Tugas utama jurnalis adalah melihat, mendengar, dan menyampaikan. Kita adalah saksi sejarah, bukan bintang tamunya. Ketika seorang jurnalis mulai merasa dirinya lebih penting daripada narasumber atau peristiwa yang dilaporkan, ia telah gagal dalam menjalankan kode etik.

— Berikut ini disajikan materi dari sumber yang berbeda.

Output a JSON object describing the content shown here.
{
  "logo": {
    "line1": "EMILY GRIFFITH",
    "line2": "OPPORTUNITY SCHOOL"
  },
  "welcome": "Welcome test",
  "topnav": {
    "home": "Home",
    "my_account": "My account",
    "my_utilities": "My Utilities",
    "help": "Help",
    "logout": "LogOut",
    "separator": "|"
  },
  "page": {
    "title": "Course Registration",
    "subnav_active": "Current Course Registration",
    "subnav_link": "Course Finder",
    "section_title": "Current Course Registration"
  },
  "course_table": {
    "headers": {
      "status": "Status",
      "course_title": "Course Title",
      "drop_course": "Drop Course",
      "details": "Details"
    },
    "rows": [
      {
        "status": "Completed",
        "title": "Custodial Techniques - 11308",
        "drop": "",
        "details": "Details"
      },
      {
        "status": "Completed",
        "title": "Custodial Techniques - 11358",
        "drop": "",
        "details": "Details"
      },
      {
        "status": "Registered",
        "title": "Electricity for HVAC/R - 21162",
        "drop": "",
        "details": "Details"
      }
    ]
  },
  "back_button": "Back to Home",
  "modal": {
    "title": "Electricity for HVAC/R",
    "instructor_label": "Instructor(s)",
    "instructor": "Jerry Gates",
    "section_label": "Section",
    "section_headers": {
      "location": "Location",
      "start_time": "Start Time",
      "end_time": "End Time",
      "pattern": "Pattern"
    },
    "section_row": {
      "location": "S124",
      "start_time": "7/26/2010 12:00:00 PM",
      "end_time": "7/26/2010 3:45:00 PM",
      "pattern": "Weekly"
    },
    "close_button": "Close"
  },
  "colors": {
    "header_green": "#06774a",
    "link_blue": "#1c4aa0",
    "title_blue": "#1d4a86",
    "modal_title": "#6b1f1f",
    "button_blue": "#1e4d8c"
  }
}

Publik tidak butuh jurnalis yang "sok hebat". Publik butuh jurnalis yang jujur. Biarkan publik yang menilai kualitas sebuah karya. Kehebatan tidak perlu diteriakkan lewat narasi yang menyudutkan rekan sejawat atau membesar-besarkan peran diri sendiri. Sebab, integritas tidak butuh riasan yang berlebihan, ia akan memancar dengan sendirinya melalui akurasi dan keberpihakan pada kebenaran.
Kita harus berani mengakui bahwa jurnalisme adalah profesi yang penuh keterbatasan. Kita bisa salah, kita bisa keliru, dan kita bukan pemegang tunggal kebenaran. Mengutip prinsip spiritual, kehebatan dan kesempurnaan itu hanya milik Tuhan.
Seorang jurnalis yang rendah hati justru akan memiliki ketajaman yang lebih dalam. Mengapa? Karena ia tidak terhalang oleh debu-debu ego. Ia akan terus belajar, terus mendengar, dan selalu merasa haus akan fakta, bukan haus akan pujian.
Penutup
Berhentilah menjadi "genit". Berhentilah sibuk mencari celah untuk terlihat hebat di atas karya atau berita orang lain. Kembalilah pada khitah, biarkan berita itu berbicara dengan kekuatannya sendiri. Jika kita terus mempertahankan ego di atas etika, maka jangan salahkan publik jika suatu saat mereka berpaling, karena mereka tak lagi melihat berita, melainkan hanya melihat seorang pemain sandiwara yang kebetulan memegang kartu pers.
Langit masih sangat tinggi, dan kita semua masih merangkak di bawahnya. Tetaplah membumi, agar tulisan kita punya arti.